Cells of BM (top) and spleen (bottom) from naïve Rag2^−/− and Rag2^−/− mice bearing 4T1 or 4T1/IL-1β tumors. NK cells were identified as shown in Supplemental Figure 4. (A) Left, Comparison of CD122⁺ NKP46⁺ NK cell numbers from the indicated tumor bearing mice to naïve controls (controls were set to 100%). Right, percentage of CD11b⁺ cells among CD122⁺NKp46⁺ cells. (B) Contour plot of CD27 versus CD11b expression and histogram of CD27 expression on NK cells. (C) Histogram of KLRG1 expression on BM ‘left) and splenic(right) CD122⁺NKp46⁺ NK cells. All data are derived from 6–8 mice bearing tumors of 9–11mm diameter in 3 independent experiments. Error bars show SD. **p<0.01, *p<0.05 using two-sided Student’s t-test.

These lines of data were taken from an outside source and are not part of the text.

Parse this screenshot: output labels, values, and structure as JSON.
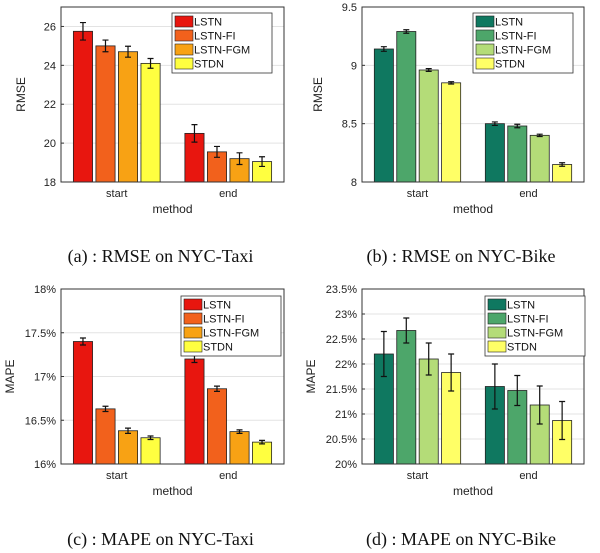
{
  "chart_data": [
    {
      "type": "bar",
      "caption": "(a) : RMSE on NYC-Taxi",
      "xlabel": "method",
      "ylabel": "RMSE",
      "categories": [
        "start",
        "end"
      ],
      "ylim": [
        18,
        27
      ],
      "yticks": [
        "18",
        "20",
        "22",
        "24",
        "26"
      ],
      "grid": true,
      "legend_position": "top-right",
      "series": [
        {
          "name": "LSTN",
          "color": "#e8160f",
          "values": [
            25.75,
            20.5
          ],
          "errors": [
            0.45,
            0.45
          ]
        },
        {
          "name": "LSTN-FI",
          "color": "#f2611c",
          "values": [
            25.0,
            19.55
          ],
          "errors": [
            0.3,
            0.28
          ]
        },
        {
          "name": "LSTN-FGM",
          "color": "#f8a214",
          "values": [
            24.7,
            19.2
          ],
          "errors": [
            0.28,
            0.3
          ]
        },
        {
          "name": "STDN",
          "color": "#ffff40",
          "values": [
            24.1,
            19.05
          ],
          "errors": [
            0.25,
            0.25
          ]
        }
      ]
    },
    {
      "type": "bar",
      "caption": "(b) : RMSE on NYC-Bike",
      "xlabel": "method",
      "ylabel": "RMSE",
      "categories": [
        "start",
        "end"
      ],
      "ylim": [
        8,
        9.5
      ],
      "yticks": [
        "8",
        "8.5",
        "9",
        "9.5"
      ],
      "grid": true,
      "legend_position": "top-right",
      "series": [
        {
          "name": "LSTN",
          "color": "#0f7860",
          "values": [
            9.14,
            8.5
          ],
          "errors": [
            0.02,
            0.015
          ]
        },
        {
          "name": "LSTN-FI",
          "color": "#4da66a",
          "values": [
            9.29,
            8.48
          ],
          "errors": [
            0.015,
            0.015
          ]
        },
        {
          "name": "LSTN-FGM",
          "color": "#b4dc78",
          "values": [
            8.96,
            8.4
          ],
          "errors": [
            0.012,
            0.01
          ]
        },
        {
          "name": "STDN",
          "color": "#ffff66",
          "values": [
            8.85,
            8.15
          ],
          "errors": [
            0.01,
            0.015
          ]
        }
      ]
    },
    {
      "type": "bar",
      "caption": "(c) : MAPE on NYC-Taxi",
      "xlabel": "method",
      "ylabel": "MAPE",
      "categories": [
        "start",
        "end"
      ],
      "ylim": [
        16,
        18
      ],
      "yticks": [
        "16%",
        "16.5%",
        "17%",
        "17.5%",
        "18%"
      ],
      "grid": true,
      "legend_position": "top-right",
      "series": [
        {
          "name": "LSTN",
          "color": "#e8160f",
          "values": [
            17.4,
            17.2
          ],
          "errors": [
            0.04,
            0.04
          ]
        },
        {
          "name": "LSTN-FI",
          "color": "#f2611c",
          "values": [
            16.63,
            16.86
          ],
          "errors": [
            0.03,
            0.03
          ]
        },
        {
          "name": "LSTN-FGM",
          "color": "#f8a214",
          "values": [
            16.38,
            16.37
          ],
          "errors": [
            0.03,
            0.02
          ]
        },
        {
          "name": "STDN",
          "color": "#ffff40",
          "values": [
            16.3,
            16.25
          ],
          "errors": [
            0.02,
            0.02
          ]
        }
      ]
    },
    {
      "type": "bar",
      "caption": "(d) : MAPE on NYC-Bike",
      "xlabel": "method",
      "ylabel": "MAPE",
      "categories": [
        "start",
        "end"
      ],
      "ylim": [
        20,
        23.5
      ],
      "yticks": [
        "20%",
        "20.5%",
        "21%",
        "21.5%",
        "22%",
        "22.5%",
        "23%",
        "23.5%"
      ],
      "grid": true,
      "legend_position": "top-right",
      "series": [
        {
          "name": "LSTN",
          "color": "#0f7860",
          "values": [
            22.2,
            21.55
          ],
          "errors": [
            0.45,
            0.45
          ]
        },
        {
          "name": "LSTN-FI",
          "color": "#4da66a",
          "values": [
            22.67,
            21.47
          ],
          "errors": [
            0.25,
            0.3
          ]
        },
        {
          "name": "LSTN-FGM",
          "color": "#b4dc78",
          "values": [
            22.1,
            21.18
          ],
          "errors": [
            0.32,
            0.38
          ]
        },
        {
          "name": "STDN",
          "color": "#ffff66",
          "values": [
            21.83,
            20.87
          ],
          "errors": [
            0.37,
            0.38
          ]
        }
      ]
    }
  ]
}
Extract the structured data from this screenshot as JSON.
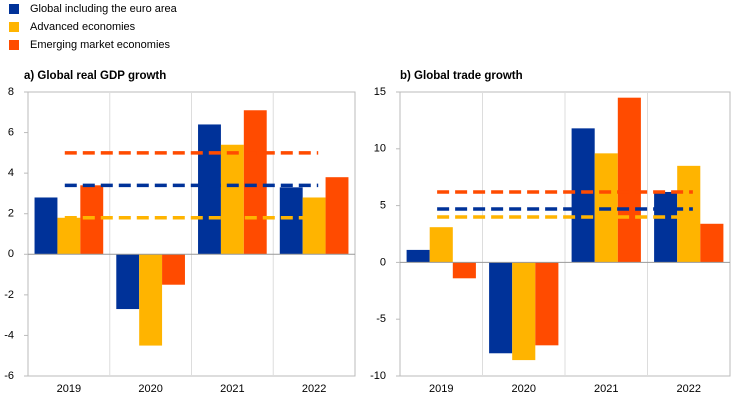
{
  "legend": [
    {
      "name": "Global including the euro area",
      "color": "#003299"
    },
    {
      "name": "Advanced economies",
      "color": "#ffb400"
    },
    {
      "name": "Emerging market economies",
      "color": "#ff4b00"
    }
  ],
  "chart_data": [
    {
      "type": "bar",
      "title": "a) Global real GDP growth",
      "categories": [
        "2019",
        "2020",
        "2021",
        "2022"
      ],
      "series": [
        {
          "color": "#003299",
          "values": [
            2.8,
            -2.7,
            6.4,
            3.3
          ],
          "average": 3.4
        },
        {
          "color": "#ffb400",
          "values": [
            1.8,
            -4.5,
            5.4,
            2.8
          ],
          "average": 1.8
        },
        {
          "color": "#ff4b00",
          "values": [
            3.4,
            -1.5,
            7.1,
            3.8
          ],
          "average": 5.0
        }
      ],
      "ylim": [
        -6,
        8
      ],
      "yticks": [
        -6,
        -4,
        -2,
        0,
        2,
        4,
        6,
        8
      ]
    },
    {
      "type": "bar",
      "title": "b) Global trade growth",
      "categories": [
        "2019",
        "2020",
        "2021",
        "2022"
      ],
      "series": [
        {
          "color": "#003299",
          "values": [
            1.1,
            -8.0,
            11.8,
            6.2
          ],
          "average": 4.7
        },
        {
          "color": "#ffb400",
          "values": [
            3.1,
            -8.6,
            9.6,
            8.5
          ],
          "average": 4.0
        },
        {
          "color": "#ff4b00",
          "values": [
            -1.4,
            -7.3,
            14.5,
            3.4
          ],
          "average": 6.2
        }
      ],
      "ylim": [
        -10,
        15
      ],
      "yticks": [
        -10,
        -5,
        0,
        5,
        10,
        15
      ]
    }
  ]
}
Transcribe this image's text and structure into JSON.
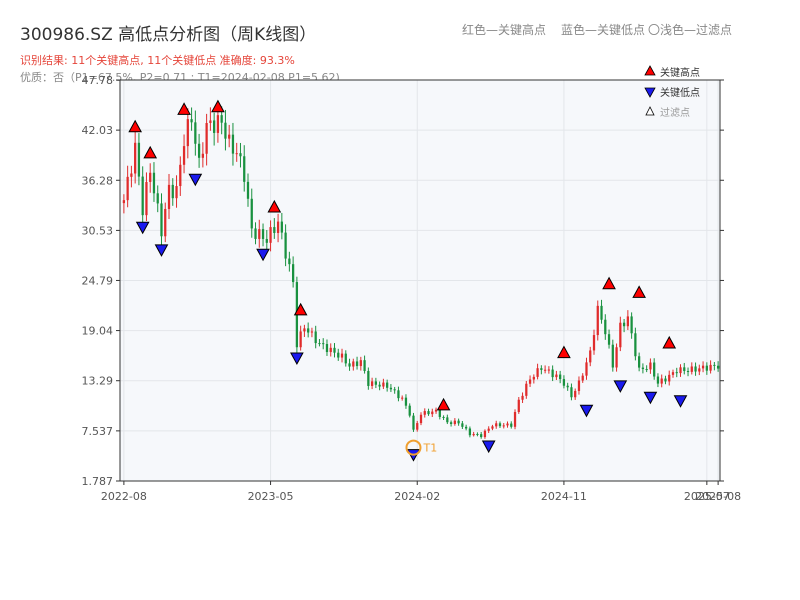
{
  "header": {
    "title": "300986.SZ 高低点分析图（周K线图）",
    "legend_red": "红色—关键高点",
    "legend_blue": "蓝色—关键低点",
    "legend_light": "〇浅色—过滤点",
    "result_text": "识别结果: 11个关键高点, 11个关键低点   准确度: 93.3%",
    "quality_text": "优质：否（P1=67.5%, P2=0.71 ; T1=2024-02-08 P1=5.62)"
  },
  "colors": {
    "up": "#e02b2b",
    "down": "#19913f",
    "high_marker": "#ff0000",
    "low_marker": "#1a1aee",
    "t1": "#f0a030",
    "plot_bg": "#f6f8fb"
  },
  "chart_data": {
    "type": "candlestick",
    "ylim": [
      1.787,
      47.78
    ],
    "y_ticks": [
      "1.787",
      "7.537",
      "13.29",
      "19.04",
      "24.79",
      "30.53",
      "36.28",
      "42.03",
      "47.78"
    ],
    "x_ticks": [
      {
        "label": "2022-08",
        "week": 0
      },
      {
        "label": "2023-05",
        "week": 39
      },
      {
        "label": "2024-02",
        "week": 78
      },
      {
        "label": "2024-11",
        "week": 117
      },
      {
        "label": "2025-07",
        "week": 155
      },
      {
        "label": "2025-08",
        "week": 158
      }
    ],
    "legend": [
      {
        "label": "关键高点",
        "marker": "high"
      },
      {
        "label": "关键低点",
        "marker": "low"
      },
      {
        "label": "过滤点",
        "marker": "filtered"
      }
    ],
    "annotation": {
      "label": "T1",
      "date": "2024-02-08",
      "week": 77,
      "value": 5.62
    },
    "anchors": [
      [
        0,
        34
      ],
      [
        3,
        40
      ],
      [
        5,
        33
      ],
      [
        7,
        37.5
      ],
      [
        10,
        30.5
      ],
      [
        12,
        35.2
      ],
      [
        14,
        35
      ],
      [
        16,
        41
      ],
      [
        18,
        43.5
      ],
      [
        20,
        38
      ],
      [
        22,
        42.5
      ],
      [
        26,
        43
      ],
      [
        28,
        40.5
      ],
      [
        30,
        39.5
      ],
      [
        32,
        37
      ],
      [
        34,
        30.5
      ],
      [
        38,
        29.5
      ],
      [
        41,
        31.5
      ],
      [
        45,
        24.5
      ],
      [
        46,
        17.5
      ],
      [
        48,
        19.5
      ],
      [
        52,
        17.5
      ],
      [
        58,
        16
      ],
      [
        60,
        15
      ],
      [
        63,
        15.5
      ],
      [
        65,
        13
      ],
      [
        70,
        12.7
      ],
      [
        74,
        11.2
      ],
      [
        76,
        9.5
      ],
      [
        77,
        7.5
      ],
      [
        79,
        9.5
      ],
      [
        83,
        9.8
      ],
      [
        86,
        8.5
      ],
      [
        89,
        8.5
      ],
      [
        92,
        7.2
      ],
      [
        95,
        7
      ],
      [
        98,
        8.2
      ],
      [
        103,
        8.2
      ],
      [
        105,
        11
      ],
      [
        108,
        13.5
      ],
      [
        111,
        14.8
      ],
      [
        115,
        13.8
      ],
      [
        117,
        13
      ],
      [
        119,
        11.5
      ],
      [
        121,
        13
      ],
      [
        124,
        16.5
      ],
      [
        126,
        21.5
      ],
      [
        128,
        19
      ],
      [
        130,
        15
      ],
      [
        132,
        19.5
      ],
      [
        134,
        20.5
      ],
      [
        135,
        18.5
      ],
      [
        137,
        14.5
      ],
      [
        140,
        15
      ],
      [
        142,
        13
      ],
      [
        145,
        13.8
      ],
      [
        147,
        14.5
      ],
      [
        150,
        14.5
      ],
      [
        158,
        15
      ]
    ],
    "key_highs": [
      {
        "week": 3,
        "value": 41.5
      },
      {
        "week": 7,
        "value": 38.5
      },
      {
        "week": 16,
        "value": 43.5
      },
      {
        "week": 25,
        "value": 43.8
      },
      {
        "week": 40,
        "value": 32.3
      },
      {
        "week": 47,
        "value": 20.5
      },
      {
        "week": 85,
        "value": 9.6
      },
      {
        "week": 117,
        "value": 15.6
      },
      {
        "week": 129,
        "value": 23.5
      },
      {
        "week": 137,
        "value": 22.5
      },
      {
        "week": 145,
        "value": 16.7
      }
    ],
    "key_lows": [
      {
        "week": 5,
        "value": 31.7
      },
      {
        "week": 10,
        "value": 29.1
      },
      {
        "week": 19,
        "value": 37.2
      },
      {
        "week": 37,
        "value": 28.6
      },
      {
        "week": 46,
        "value": 16.7
      },
      {
        "week": 77,
        "value": 5.62
      },
      {
        "week": 97,
        "value": 6.6
      },
      {
        "week": 123,
        "value": 10.7
      },
      {
        "week": 132,
        "value": 13.5
      },
      {
        "week": 140,
        "value": 12.2
      },
      {
        "week": 148,
        "value": 11.8
      }
    ]
  }
}
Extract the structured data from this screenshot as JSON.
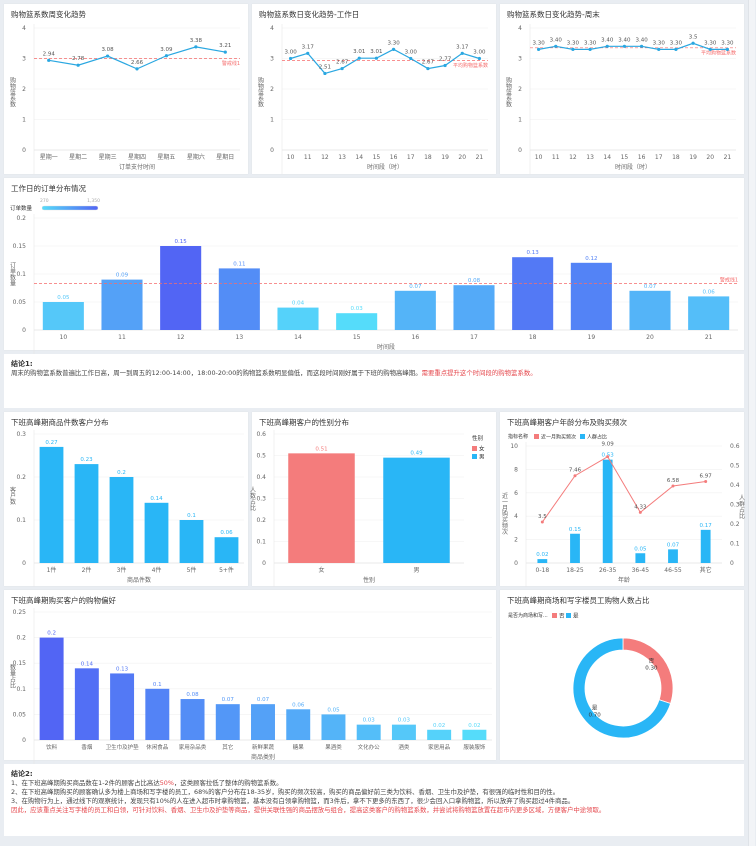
{
  "colors": {
    "line": "#2aa7e1",
    "reference": "#f56c6c",
    "bar_low": "#55dcfa",
    "bar_high": "#5265f4",
    "female": "#f47c7c",
    "male": "#29b6f6",
    "highlight": "#e5484d"
  },
  "chart_data": [
    {
      "type": "line",
      "title": "购物篮系数周变化趋势",
      "categories": [
        "星期一",
        "星期二",
        "星期三",
        "星期四",
        "星期五",
        "星期六",
        "星期日"
      ],
      "values": [
        2.94,
        2.78,
        3.08,
        2.66,
        3.09,
        3.38,
        3.21
      ],
      "value_labels": [
        "2.94",
        "2.78",
        "3.08",
        "2.66",
        "3.09",
        "3.38",
        "3.21"
      ],
      "xlabel": "订单支付时间",
      "ylabel": "购物篮系数",
      "yticks": [
        0,
        1,
        2,
        3,
        4
      ],
      "reference": {
        "value": 3.0,
        "label": "警戒线1"
      }
    },
    {
      "type": "line",
      "title": "购物篮系数日变化趋势-工作日",
      "categories": [
        "10",
        "11",
        "12",
        "13",
        "14",
        "15",
        "16",
        "17",
        "18",
        "19",
        "20",
        "21"
      ],
      "values": [
        3.0,
        3.17,
        2.51,
        2.67,
        3.01,
        3.01,
        3.3,
        3.0,
        2.67,
        2.77,
        3.17,
        3.0
      ],
      "value_labels": [
        "3.00",
        "3.17",
        "2.51",
        "2.67",
        "3.01",
        "3.01",
        "3.30",
        "3.00",
        "2.67",
        "2.77",
        "3.17",
        "3.00"
      ],
      "xlabel": "时间段（时）",
      "ylabel": "购物篮系数",
      "yticks": [
        0,
        1,
        2,
        3,
        4
      ],
      "reference": {
        "value": 2.93,
        "label": "平均购物篮系数"
      }
    },
    {
      "type": "line",
      "title": "购物篮系数日变化趋势-周末",
      "categories": [
        "10",
        "11",
        "12",
        "13",
        "14",
        "15",
        "16",
        "17",
        "18",
        "19",
        "20",
        "21"
      ],
      "values": [
        3.3,
        3.4,
        3.3,
        3.3,
        3.4,
        3.4,
        3.4,
        3.3,
        3.3,
        3.5,
        3.3,
        3.3
      ],
      "value_labels": [
        "3.30",
        "3.40",
        "3.30",
        "3.30",
        "3.40",
        "3.40",
        "3.40",
        "3.30",
        "3.30",
        "3.5",
        "3.30",
        "3.30"
      ],
      "xlabel": "时间段（时）",
      "ylabel": "购物篮系数",
      "yticks": [
        0,
        1,
        2,
        3,
        4
      ],
      "reference": {
        "value": 3.35,
        "label": "平均购物篮系数"
      }
    },
    {
      "type": "bar",
      "title": "工作日的订单分布情况",
      "legend": {
        "title": "订单数量",
        "min": "270",
        "max": "1,350"
      },
      "categories": [
        "10",
        "11",
        "12",
        "13",
        "14",
        "15",
        "16",
        "17",
        "18",
        "19",
        "20",
        "21"
      ],
      "values": [
        0.05,
        0.09,
        0.15,
        0.11,
        0.04,
        0.03,
        0.07,
        0.08,
        0.13,
        0.12,
        0.07,
        0.06
      ],
      "xlabel": "时间段",
      "ylabel": "订单数量",
      "yticks": [
        0,
        0.05,
        0.1,
        0.15,
        0.2
      ],
      "reference": {
        "value": 0.083,
        "label": "警戒线1"
      }
    },
    {
      "type": "bar",
      "title": "下班高峰期商品件数客户分布",
      "categories": [
        "1件",
        "2件",
        "3件",
        "4件",
        "5件",
        "5+件"
      ],
      "values": [
        0.27,
        0.23,
        0.2,
        0.14,
        0.1,
        0.06
      ],
      "xlabel": "商品件数",
      "ylabel": "客户数",
      "yticks": [
        0,
        0.1,
        0.2,
        0.3
      ]
    },
    {
      "type": "bar",
      "title": "下班高峰期客户的性别分布",
      "categories": [
        "女",
        "男"
      ],
      "values": [
        0.51,
        0.49
      ],
      "xlabel": "性别",
      "ylabel": "人数占比",
      "yticks": [
        0,
        0.1,
        0.2,
        0.3,
        0.4,
        0.5,
        0.6
      ],
      "legend": {
        "title": "性别",
        "items": [
          "女",
          "男"
        ]
      }
    },
    {
      "type": "bar",
      "title": "下班高峰期客户年龄分布及购买频次",
      "legend": {
        "title": "指标名称",
        "items": [
          "近一月购买频次",
          "人群占比"
        ]
      },
      "categories": [
        "0-18",
        "18-25",
        "26-35",
        "36-45",
        "46-55",
        "其它"
      ],
      "series": [
        {
          "name": "近一月购买频次",
          "type": "line",
          "axis": "left",
          "values": [
            3.5,
            7.46,
            9.09,
            4.33,
            6.58,
            6.97
          ]
        },
        {
          "name": "人群占比",
          "type": "bar",
          "axis": "right",
          "values": [
            0.02,
            0.15,
            0.53,
            0.05,
            0.07,
            0.17
          ]
        }
      ],
      "xlabel": "年龄",
      "ylabel": "近一月购买频次",
      "ylabel_right": "人群占比",
      "yticks": [
        0,
        2,
        4,
        6,
        8,
        10
      ],
      "yticks_right": [
        0,
        0.1,
        0.2,
        0.3,
        0.4,
        0.5,
        0.6
      ]
    },
    {
      "type": "bar",
      "title": "下班高峰期购买客户的购物偏好",
      "categories": [
        "饮料",
        "香烟",
        "卫生巾及护垫",
        "休闲食品",
        "家用杂品类",
        "其它",
        "新鲜果蔬",
        "糖果",
        "果酒类",
        "文化办公",
        "酒类",
        "家居用品",
        "服装服饰"
      ],
      "values": [
        0.2,
        0.14,
        0.13,
        0.1,
        0.08,
        0.07,
        0.07,
        0.06,
        0.05,
        0.03,
        0.03,
        0.02,
        0.02
      ],
      "xlabel": "商品类别",
      "ylabel": "数量占比",
      "yticks": [
        0,
        0.05,
        0.1,
        0.15,
        0.2,
        0.25
      ]
    },
    {
      "type": "pie",
      "title": "下班高峰期商场和写字楼员工购物人数占比",
      "legend": {
        "title": "是否为商场和写...",
        "items": [
          "否",
          "是"
        ]
      },
      "categories": [
        "否",
        "是"
      ],
      "values": [
        0.3,
        0.7
      ],
      "value_labels": [
        "0.30",
        "0.70"
      ]
    }
  ],
  "conclusion1": {
    "heading": "结论1:",
    "text": "周末的购物篮系数普遍比工作日高，周一到周五的12:00-14:00，18:00-20:00的购物篮系数明显偏低，而这段时间刚好属于下班的购物高峰期。",
    "highlight": "需要重点提升这个时间段的购物篮系数。"
  },
  "conclusion2": {
    "heading": "结论2:",
    "line1_pre": "1、在下班高峰期购买商品数在1-2件的顾客占比高达",
    "line1_hl": "50%",
    "line1_post": "，这类顾客拉低了整体的购物篮系数。",
    "line2": "2、在下班高峰期购买的顾客确认多为楼上商场和写字楼的员工，68%的客户分布在18-35岁，购买的频次较高，购买的商品偏好前三类为饮料、香烟、卫生巾及护垫，有很强的临时性和目的性。",
    "line3": "3、在购物行为上，通过线下的观察统计，发现只有10%的人在进入超市时拿购物篮，基本没有白领拿购物篮，而3件后，拿不下更多的东西了，很少会回入口拿购物篮，所以放弃了购买超过4件商品。",
    "line4": "因此，应该重点关注写字楼的员工和白领，可针对饮料、香烟、卫生巾及护垫等商品，提供关联性强的商品摆放与组合，提高这类客户的购物篮系数，并尝试将购物篮放置在超市内更多区域，方便客户中途领取。"
  }
}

Figure 5. MDSC from tumor-bearing mice affect NKG2D expression by NK cells

NK cells were identified as indicated in Supplemental Figure 4. (A) Mean fluorescence intensity of NKG2D expression by BM (top) and splenic (bottom) CD122⁺NKp46⁺ NK cells from Rag2^−/−mice bearing 4T1 and 4T1/IL-1β tumors (n=6–8), respectively. Results are shown relative to NK cells from naïve Rag2^−/− (controls were set to 100%). One representative result from 3 independent experiments is shown. (B) NKG2D expression by CD122⁺NKP46⁺DX5⁺ cells among Rag2^−/− splenocytes after 24h-co-culture with enriched Ly6C^low and Ly6C^neg MDSC (top), or after 24h-co-culture of naïve Rag2^−/− splenocytes with enriched Ly6C^neg MDSC in transwell plates (middle). NKG2D expression by splenic NK cells (CD122⁺DX5⁺NKP46⁺) 3 days after adoptive transfer of enriched Ly6C^neg and Ly6C^low MDSC, respectively, into naïve Rag2^−/− mice (bottom). Results from one representative experiment of three performed. (C) Activity of host NK cells measured in vivo after i.v. injection of 2x10⁶ MACS-enriched Gr-1⁺CD11b⁺ cells from BM or spleen of mice bearing 4T1 and 4T1/IL-1β tumors as indicated. Activity is given relative to NK cells from non-injected control mice (n=4–5). Results from one representative experiment of two performed. (D) Ly6C^low MDSC, Ly6C^neg MDSC and non-MDSC were sorted from spleens of 4T1/IL-1β tumor-bearing mice and 5x10⁵ cells of each population were injected i.v. into separate naïve BALB/c mice (n=5) and NK cell activity was measured in vivo. Results from one representative experiment of two performed. Error bars show SD. **p<0.01, *p<0.05 using two-sided Student’s t-test.